Das Ende des Krieges

In der Transparenz der Wahrnehmung zeigt sich schon immer alles wie es ist. Doch was wir dominant erfahren, ist unsere Reaktion darauf, statt das, was ist. Um diese Reaktion geht es, die nichts als ein Widerstand gegen die Wahrheit dessen ist, was geschieht.

Der Krieg gegen uns selbst und unser rein irdisches Dasein als gewöhnlicher, verletzbarer, hilfloser Mensch hört dann auf, wenn dieser Mensch vollständig empfangen wurde. Von sich selbst. In all seinen Facetten. Doch es ist das Schwerste sich selbst so auf den Grund zu schauen, dass nur noch das Schauen übrig bleibt und das Gesehene sich darin auf eine Weise erlöst, die keine Fragen mehr offen lässt.
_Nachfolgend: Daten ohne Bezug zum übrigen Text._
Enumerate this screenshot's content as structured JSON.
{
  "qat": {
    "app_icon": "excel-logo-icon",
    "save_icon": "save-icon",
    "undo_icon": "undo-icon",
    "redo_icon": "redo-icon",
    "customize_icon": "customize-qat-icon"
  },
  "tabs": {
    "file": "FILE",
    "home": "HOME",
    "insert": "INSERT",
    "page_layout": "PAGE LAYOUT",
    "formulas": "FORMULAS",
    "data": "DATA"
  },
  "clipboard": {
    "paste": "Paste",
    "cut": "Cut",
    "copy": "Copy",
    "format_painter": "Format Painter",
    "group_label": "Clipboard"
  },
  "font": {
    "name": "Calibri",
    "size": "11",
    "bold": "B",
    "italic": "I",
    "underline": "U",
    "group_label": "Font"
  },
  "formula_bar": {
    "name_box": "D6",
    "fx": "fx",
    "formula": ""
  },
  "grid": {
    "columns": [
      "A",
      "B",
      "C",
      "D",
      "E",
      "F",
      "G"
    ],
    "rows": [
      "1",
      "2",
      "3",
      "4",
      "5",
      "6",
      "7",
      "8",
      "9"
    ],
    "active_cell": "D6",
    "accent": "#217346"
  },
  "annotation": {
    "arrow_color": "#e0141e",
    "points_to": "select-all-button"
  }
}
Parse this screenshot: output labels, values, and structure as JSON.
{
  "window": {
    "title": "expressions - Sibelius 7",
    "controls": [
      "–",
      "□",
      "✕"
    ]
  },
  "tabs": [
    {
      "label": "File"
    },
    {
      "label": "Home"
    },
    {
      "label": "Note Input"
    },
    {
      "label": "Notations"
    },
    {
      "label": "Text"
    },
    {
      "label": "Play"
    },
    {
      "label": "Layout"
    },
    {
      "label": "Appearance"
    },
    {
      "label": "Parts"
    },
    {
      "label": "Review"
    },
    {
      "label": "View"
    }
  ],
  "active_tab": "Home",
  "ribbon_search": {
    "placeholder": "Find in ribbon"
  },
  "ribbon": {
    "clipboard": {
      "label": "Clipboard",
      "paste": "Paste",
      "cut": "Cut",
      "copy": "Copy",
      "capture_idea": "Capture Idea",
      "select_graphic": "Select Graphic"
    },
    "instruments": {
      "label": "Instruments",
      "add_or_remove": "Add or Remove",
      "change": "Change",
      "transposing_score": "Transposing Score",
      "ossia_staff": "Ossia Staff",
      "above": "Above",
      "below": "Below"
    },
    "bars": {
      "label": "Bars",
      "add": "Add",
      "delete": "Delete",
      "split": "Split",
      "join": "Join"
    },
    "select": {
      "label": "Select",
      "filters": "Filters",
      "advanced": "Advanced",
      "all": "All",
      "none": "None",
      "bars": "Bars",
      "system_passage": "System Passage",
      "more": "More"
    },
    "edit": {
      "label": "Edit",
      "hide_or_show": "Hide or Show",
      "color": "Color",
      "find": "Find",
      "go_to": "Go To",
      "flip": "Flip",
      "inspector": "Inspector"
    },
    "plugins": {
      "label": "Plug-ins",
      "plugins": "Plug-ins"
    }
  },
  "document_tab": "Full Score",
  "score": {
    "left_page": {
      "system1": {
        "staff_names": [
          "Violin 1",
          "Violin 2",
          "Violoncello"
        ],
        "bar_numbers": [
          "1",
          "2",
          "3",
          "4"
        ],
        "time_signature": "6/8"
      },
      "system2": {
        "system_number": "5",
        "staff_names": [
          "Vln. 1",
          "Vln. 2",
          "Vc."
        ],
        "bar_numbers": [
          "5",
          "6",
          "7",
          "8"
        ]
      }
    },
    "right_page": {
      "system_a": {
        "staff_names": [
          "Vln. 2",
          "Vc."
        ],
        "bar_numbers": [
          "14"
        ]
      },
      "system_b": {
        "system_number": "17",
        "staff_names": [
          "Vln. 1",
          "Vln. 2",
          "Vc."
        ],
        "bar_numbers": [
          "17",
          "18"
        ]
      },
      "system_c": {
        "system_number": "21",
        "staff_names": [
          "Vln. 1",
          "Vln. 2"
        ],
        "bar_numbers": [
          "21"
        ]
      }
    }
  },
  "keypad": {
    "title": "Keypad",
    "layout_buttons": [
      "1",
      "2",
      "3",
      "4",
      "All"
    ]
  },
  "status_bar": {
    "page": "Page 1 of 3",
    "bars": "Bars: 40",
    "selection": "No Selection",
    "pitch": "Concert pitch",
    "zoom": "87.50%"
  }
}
Das haben wir nicht in der Hand. Das geschieht oder nicht. Aber wenn der Ruf hörbar ist, wenn das Feuer brennt, wenn der Wunsch zu einem Flächenbrand erwächst, dann gibt es keinen anderen Ausweg als die Manifestation dessen, was das Gewollte ist. Der Wollende stirbt in den Willen hinein, der sich über alle Hindernisse hinwegsetzt.

Das ist ein kosmisches Gesetz.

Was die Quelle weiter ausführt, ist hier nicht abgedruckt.